Hayat insanı sınar, zorlar ve hırpalar; tıpkı doğaya yaptığı gibi. Sonbaharı vardır insanın, ağaçlardan dökülen hareler gibi hayatından insanların döküldüğü. Kışı vardır; ayazıyla üşüttüğü, sessizliğiyle ürküttüğü. Bahar gelir sonra, yok olduğunu sandığın tohumların filizlenmeye başlar. Sonrası yazdır; hasat mevsimi. Yüreğine ektiğini biçer insan.

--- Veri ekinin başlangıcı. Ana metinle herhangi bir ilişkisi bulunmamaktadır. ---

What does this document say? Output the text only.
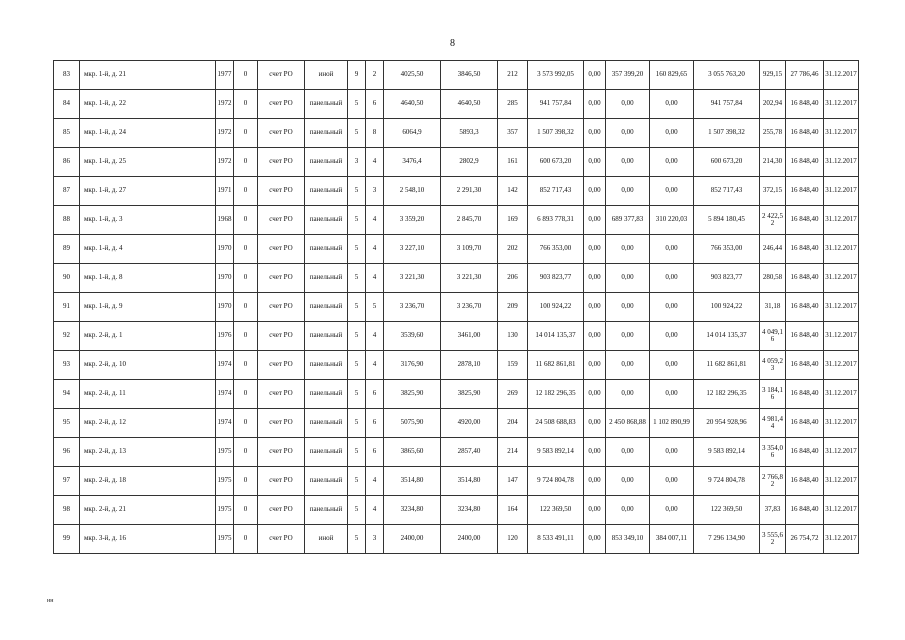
8
83	мкр. 1-й, д. 21	1977	0	счет РО	иной	9	2	4025,50	3846,50	212	3 573 992,05	0,00	357 399,20	160 829,65	3 055 763,20	929,15	27 786,46	31.12.2017
84	мкр. 1-й, д. 22	1972	0	счет РО	панельный	5	6	4640,50	4640,50	285	941 757,84	0,00	0,00	0,00	941 757,84	202,94	16 848,40	31.12.2017
85	мкр. 1-й, д. 24	1972	0	счет РО	панельный	5	8	6064,9	5893,3	357	1 507 398,32	0,00	0,00	0,00	1 507 398,32	255,78	16 848,40	31.12.2017
86	мкр. 1-й, д. 25	1972	0	счет РО	панельный	3	4	3476,4	2802,9	161	600 673,20	0,00	0,00	0,00	600 673,20	214,30	16 848,40	31.12.2017
87	мкр. 1-й, д. 27	1971	0	счет РО	панельный	5	3	2 548,10	2 291,30	142	852 717,43	0,00	0,00	0,00	852 717,43	372,15	16 848,40	31.12.2017
88	мкр. 1-й, д. 3	1968	0	счет РО	панельный	5	4	3 359,20	2 845,70	169	6 893 778,31	0,00	689 377,83	310 220,03	5 894 180,45	2 422,52	16 848,40	31.12.2017
89	мкр. 1-й, д. 4	1970	0	счет РО	панельный	5	4	3 227,10	3 109,70	202	766 353,00	0,00	0,00	0,00	766 353,00	246,44	16 848,40	31.12.2017
90	мкр. 1-й, д. 8	1970	0	счет РО	панельный	5	4	3 221,30	3 221,30	206	903 823,77	0,00	0,00	0,00	903 823,77	280,58	16 848,40	31.12.2017
91	мкр. 1-й, д. 9	1970	0	счет РО	панельный	5	5	3 236,70	3 236,70	209	100 924,22	0,00	0,00	0,00	100 924,22	31,18	16 848,40	31.12.2017
92	мкр. 2-й, д. 1	1976	0	счет РО	панельный	5	4	3539,60	3461,00	130	14 014 135,37	0,00	0,00	0,00	14 014 135,37	4 049,16	16 848,40	31.12.2017
93	мкр. 2-й, д. 10	1974	0	счет РО	панельный	5	4	3176,90	2878,10	159	11 682 861,81	0,00	0,00	0,00	11 682 861,81	4 059,23	16 848,40	31.12.2017
94	мкр. 2-й, д. 11	1974	0	счет РО	панельный	5	6	3825,90	3825,90	269	12 182 296,35	0,00	0,00	0,00	12 182 296,35	3 184,16	16 848,40	31.12.2017
95	мкр. 2-й, д. 12	1974	0	счет РО	панельный	5	6	5075,90	4920,00	204	24 508 688,83	0,00	2 450 868,88	1 102 890,99	20 954 928,96	4 981,44	16 848,40	31.12.2017
96	мкр. 2-й, д. 13	1975	0	счет РО	панельный	5	6	3865,60	2857,40	214	9 583 892,14	0,00	0,00	0,00	9 583 892,14	3 354,06	16 848,40	31.12.2017
97	мкр. 2-й, д. 18	1975	0	счет РО	панельный	5	4	3514,80	3514,80	147	9 724 804,78	0,00	0,00	0,00	9 724 804,78	2 766,82	16 848,40	31.12.2017
98	мкр. 2-й, д. 21	1975	0	счет РО	панельный	5	4	3234,80	3234,80	164	122 369,50	0,00	0,00	0,00	122 369,50	37,83	16 848,40	31.12.2017
99	мкр. 3-й, д. 16	1975	0	счет РО	иной	5	3	2400,00	2400,00	120	8 533 491,11	0,00	853 349,10	384 007,11	7 296 134,90	3 555,62	26 754,72	31.12.2017
нн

Düştüğünü ve savrulduğunu sanıyorsun ya İpek, aslında büyüyor ve gelişiyorsun. Büyümek doğum sancısına benzer, ağlasan da zorlansan da yeni sen doğacaksındır. Bu doğumun adıdır büyümek. Büyüyorsun güzel kızım, en çok da düştüğünü ve yıkıldığını sandığın yerden büyüyorsun. Sil o gözündeki yaşları, büyümek sandığın kadar korkulu bir şey değil. Belki eski tadı yok domateslerin, aynı sıcaklığı alamıyorsun belki bayramlardan ama sen var oluyorsun. Çiçekli bir bahçeden geçmek değil ki var olmak, sarp bir kayalığın zirvesini aramak gibi bir şey. Kendini bulana kadar üşüdüğün, kendini bulduğunda huzuru hissettiğin lezzet büyümek. Büyüyorsun güzel kızım, büyüyorsun…
***
İpek odadan çıktıktan sonra boş boş etrafa bakındım. Hayatımı anlatmış olmam gerçeğine şaşırdım, hiç benlik bir şey değildi. Hoş, her şey insana göreydi. 56 yaşında tonton bir dede olma yolunda ilerleyen bir akademisyendim sadece. 19 yaşındaki öğrencime örnek vermek için hayatımı dökmüştüm. Hüzünse kapımı aralamıştı oysa dışarıda enfes bir mayıs sıcağı ve neşesi vardı. Kalktım ve odanın penceresine doğru yürüdüm.
- Ne düşünüyorsun ki Eşref, sen de büyüdün!